Entries from the system log are stored with three fields: time
, _seq
, and the log
.
name: nexus
time _seq log
---- ---- ---
1679189083162568096 7762 Mar 19 02:24:43 nexus docker-compose[7605]: #033[32mfluentd |#033[0m [0] 3914a4322298: [1679189068.000000000, {\"container_name\"=>\"/pihole\", \"source\"=>\"stderr\", \"log\"=>\"s6-rc: info: service pihole-FTL successfully started\", \"container_id\"=>\"3914a432229883fca89d214f247a18dfa2776a4c624397a2ec8e13f9a61bbbf8\"}]
1679189083162576929 7763 Mar 19 02:24:43 nexus docker-compose[7605]: #033[32mfluentd |#033[0m [1] 3914a4322298: [1679189068.000000000, {\"container_name\"=>\"/pihole\", \"source\"=>\"stderr\", \"log\"=>\"s6-rc: info: service lighttpd: starting\", \"container_id\"=>\"3914a432229883fca89d214f247a18dfa2776a4c624397a2ec8e13f9a61bbbf8\"}]
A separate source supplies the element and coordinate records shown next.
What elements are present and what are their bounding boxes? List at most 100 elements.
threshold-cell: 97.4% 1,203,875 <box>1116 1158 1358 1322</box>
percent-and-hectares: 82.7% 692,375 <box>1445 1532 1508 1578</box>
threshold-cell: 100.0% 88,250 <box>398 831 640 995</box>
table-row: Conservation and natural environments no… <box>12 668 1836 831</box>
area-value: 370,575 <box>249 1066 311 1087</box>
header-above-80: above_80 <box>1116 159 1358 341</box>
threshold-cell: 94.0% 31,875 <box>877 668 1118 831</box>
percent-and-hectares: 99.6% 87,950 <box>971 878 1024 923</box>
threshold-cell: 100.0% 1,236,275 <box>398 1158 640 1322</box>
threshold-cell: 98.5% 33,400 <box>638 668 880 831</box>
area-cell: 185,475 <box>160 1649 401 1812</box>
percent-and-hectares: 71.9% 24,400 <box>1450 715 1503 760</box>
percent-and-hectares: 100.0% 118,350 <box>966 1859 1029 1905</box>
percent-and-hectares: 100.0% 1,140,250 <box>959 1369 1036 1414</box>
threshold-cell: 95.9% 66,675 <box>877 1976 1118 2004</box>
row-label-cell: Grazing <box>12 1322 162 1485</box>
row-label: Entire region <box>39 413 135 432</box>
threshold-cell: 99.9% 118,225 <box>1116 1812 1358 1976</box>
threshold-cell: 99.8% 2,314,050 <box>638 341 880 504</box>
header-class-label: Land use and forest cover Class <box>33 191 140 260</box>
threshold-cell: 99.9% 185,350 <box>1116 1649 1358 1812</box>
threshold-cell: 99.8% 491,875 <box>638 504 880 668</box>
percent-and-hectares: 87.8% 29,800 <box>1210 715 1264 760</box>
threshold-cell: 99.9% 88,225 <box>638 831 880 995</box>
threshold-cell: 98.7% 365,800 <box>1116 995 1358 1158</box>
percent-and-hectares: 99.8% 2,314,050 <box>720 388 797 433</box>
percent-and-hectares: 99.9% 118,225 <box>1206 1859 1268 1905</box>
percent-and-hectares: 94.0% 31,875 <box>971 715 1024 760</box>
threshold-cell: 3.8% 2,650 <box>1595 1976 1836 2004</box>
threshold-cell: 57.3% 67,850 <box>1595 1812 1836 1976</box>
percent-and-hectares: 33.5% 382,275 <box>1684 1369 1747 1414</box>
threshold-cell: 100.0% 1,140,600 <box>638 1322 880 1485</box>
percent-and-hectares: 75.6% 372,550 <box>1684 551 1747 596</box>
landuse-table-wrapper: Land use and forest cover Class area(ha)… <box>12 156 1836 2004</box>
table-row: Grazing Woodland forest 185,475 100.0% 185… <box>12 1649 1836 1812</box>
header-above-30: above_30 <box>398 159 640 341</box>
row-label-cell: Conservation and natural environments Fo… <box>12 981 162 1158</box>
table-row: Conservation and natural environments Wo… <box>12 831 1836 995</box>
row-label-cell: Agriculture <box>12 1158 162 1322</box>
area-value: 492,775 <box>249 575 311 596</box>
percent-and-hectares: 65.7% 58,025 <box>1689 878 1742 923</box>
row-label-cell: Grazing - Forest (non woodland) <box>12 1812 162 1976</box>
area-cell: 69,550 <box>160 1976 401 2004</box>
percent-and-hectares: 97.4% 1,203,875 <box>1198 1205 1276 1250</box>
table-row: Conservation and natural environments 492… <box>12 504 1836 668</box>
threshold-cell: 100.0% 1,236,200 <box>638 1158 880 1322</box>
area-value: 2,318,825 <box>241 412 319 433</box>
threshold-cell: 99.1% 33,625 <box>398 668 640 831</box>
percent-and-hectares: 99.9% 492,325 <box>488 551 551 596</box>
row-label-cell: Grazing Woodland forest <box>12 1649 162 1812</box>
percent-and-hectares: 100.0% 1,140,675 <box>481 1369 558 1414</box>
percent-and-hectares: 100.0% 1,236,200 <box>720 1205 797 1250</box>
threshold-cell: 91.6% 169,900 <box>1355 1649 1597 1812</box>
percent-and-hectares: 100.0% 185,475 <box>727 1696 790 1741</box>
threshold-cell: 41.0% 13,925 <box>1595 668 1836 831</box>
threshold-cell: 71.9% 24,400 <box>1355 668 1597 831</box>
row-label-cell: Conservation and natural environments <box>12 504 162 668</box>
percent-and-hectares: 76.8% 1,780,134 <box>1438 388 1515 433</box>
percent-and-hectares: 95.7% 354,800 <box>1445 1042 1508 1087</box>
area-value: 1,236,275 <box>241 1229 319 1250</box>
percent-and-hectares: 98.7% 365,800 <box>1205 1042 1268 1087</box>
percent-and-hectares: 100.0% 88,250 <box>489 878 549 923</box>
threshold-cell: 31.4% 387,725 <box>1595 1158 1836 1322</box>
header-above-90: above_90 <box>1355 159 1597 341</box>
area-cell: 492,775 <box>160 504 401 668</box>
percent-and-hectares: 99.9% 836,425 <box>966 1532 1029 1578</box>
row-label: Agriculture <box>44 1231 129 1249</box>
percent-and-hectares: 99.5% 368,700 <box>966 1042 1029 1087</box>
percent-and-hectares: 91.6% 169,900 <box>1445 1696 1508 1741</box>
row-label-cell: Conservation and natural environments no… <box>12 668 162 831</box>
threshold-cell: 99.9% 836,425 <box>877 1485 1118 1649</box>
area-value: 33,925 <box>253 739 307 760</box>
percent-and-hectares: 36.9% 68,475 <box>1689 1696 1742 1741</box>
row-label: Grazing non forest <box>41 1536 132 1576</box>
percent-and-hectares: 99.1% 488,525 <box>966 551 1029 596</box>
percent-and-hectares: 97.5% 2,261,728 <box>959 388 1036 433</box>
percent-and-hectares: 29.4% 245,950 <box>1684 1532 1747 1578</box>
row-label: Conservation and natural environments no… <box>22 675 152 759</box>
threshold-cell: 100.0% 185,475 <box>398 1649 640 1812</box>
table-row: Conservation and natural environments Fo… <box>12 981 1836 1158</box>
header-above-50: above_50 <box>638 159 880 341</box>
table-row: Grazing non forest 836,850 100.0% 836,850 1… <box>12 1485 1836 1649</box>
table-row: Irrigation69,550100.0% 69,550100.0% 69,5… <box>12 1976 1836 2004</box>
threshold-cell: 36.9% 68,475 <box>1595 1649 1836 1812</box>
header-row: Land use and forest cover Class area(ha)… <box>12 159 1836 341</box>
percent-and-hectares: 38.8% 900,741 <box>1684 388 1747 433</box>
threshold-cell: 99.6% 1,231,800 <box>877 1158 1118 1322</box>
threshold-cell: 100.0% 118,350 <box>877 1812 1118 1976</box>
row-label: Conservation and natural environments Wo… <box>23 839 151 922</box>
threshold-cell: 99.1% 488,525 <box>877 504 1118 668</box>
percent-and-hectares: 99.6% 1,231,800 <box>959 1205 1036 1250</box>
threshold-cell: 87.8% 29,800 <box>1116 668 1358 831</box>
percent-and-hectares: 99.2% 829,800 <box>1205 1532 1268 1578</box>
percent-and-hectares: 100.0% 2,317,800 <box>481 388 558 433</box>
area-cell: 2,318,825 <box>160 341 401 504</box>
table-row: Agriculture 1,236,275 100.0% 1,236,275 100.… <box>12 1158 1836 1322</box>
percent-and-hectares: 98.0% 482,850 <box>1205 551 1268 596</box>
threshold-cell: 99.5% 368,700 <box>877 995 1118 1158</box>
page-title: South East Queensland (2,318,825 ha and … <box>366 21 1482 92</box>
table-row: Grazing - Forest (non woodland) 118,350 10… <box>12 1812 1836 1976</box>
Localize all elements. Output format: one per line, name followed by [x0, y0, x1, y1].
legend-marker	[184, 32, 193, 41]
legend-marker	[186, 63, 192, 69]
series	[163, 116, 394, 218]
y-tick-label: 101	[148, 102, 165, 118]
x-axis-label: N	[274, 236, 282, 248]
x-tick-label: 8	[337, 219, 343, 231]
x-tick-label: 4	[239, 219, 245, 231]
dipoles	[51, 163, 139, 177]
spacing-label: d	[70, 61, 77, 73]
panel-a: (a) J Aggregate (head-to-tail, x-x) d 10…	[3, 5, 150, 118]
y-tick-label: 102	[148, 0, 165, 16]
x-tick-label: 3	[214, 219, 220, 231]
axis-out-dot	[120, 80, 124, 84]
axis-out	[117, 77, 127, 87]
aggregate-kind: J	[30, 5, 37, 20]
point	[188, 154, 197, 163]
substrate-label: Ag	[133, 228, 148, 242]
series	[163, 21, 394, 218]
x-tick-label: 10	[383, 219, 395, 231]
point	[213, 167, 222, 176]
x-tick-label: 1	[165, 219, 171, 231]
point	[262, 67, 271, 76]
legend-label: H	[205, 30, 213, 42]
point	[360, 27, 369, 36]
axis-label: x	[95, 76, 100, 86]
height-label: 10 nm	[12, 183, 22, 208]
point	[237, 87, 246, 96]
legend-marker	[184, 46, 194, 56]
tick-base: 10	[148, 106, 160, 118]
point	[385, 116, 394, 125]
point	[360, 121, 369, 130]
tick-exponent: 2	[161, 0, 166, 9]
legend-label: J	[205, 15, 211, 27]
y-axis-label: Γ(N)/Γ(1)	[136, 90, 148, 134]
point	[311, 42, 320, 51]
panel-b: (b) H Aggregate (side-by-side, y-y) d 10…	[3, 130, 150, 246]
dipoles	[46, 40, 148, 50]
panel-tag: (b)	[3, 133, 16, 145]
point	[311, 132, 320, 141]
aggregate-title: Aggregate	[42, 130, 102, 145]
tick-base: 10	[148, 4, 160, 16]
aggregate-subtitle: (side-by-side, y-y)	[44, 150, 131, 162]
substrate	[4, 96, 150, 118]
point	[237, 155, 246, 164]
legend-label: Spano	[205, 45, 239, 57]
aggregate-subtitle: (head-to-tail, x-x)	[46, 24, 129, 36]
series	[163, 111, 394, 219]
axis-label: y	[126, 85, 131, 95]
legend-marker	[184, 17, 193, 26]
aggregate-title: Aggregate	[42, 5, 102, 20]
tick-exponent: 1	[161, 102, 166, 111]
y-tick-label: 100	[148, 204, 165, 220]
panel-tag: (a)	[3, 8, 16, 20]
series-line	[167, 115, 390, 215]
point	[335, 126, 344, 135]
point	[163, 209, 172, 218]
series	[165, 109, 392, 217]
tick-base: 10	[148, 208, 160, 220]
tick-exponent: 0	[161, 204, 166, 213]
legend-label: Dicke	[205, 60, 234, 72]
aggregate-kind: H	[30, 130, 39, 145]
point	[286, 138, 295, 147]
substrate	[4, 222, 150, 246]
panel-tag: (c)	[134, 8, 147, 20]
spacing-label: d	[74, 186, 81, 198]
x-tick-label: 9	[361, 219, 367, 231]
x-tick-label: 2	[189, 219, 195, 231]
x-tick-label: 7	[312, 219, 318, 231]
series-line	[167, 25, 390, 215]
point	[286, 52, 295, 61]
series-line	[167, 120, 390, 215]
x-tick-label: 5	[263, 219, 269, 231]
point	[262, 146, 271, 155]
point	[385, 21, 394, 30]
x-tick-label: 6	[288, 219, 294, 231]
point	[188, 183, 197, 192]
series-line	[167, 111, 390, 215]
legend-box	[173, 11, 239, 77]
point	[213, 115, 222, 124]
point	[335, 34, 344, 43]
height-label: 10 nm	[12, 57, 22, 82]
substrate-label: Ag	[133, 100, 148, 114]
Entries from the Docker containers contains time
, _seq
, container_id
, container_name
, log
and source
.
time _seq container_id container_name log source
---- ---- ------------ -------------- --- ------
1679184308000000000 1 45be4380484492eacc66240dfdc1f2b29a601117a80dc0db6463d8760f753875 /grafana logger=cleanup t=2023-03-19T00:05:08.906915647Z level=info msg=\"Completed cleanup jobs\" duration=113.996533ms stdout
Conclusion
Fluent Bit makes logfile aggregation easy. Bundled as a single binary with low resource consumption and several plugins, it’s a very versatile tool to capture inputs, add metadata, and forward the logs to another system. In this article, you learned the differences between FluentD and Fluent Bit, saw how to install Fluent Bit, and understood the essential configuration via YAML files. With the code examples provided in this article, you are able to capture log files from the host in which Fluent Bit runs, and how to serve as the logging driver for Docker containers created with docker-compose. The next articles detail how to use fluentd to capture other logging sources and how to visualize logging information.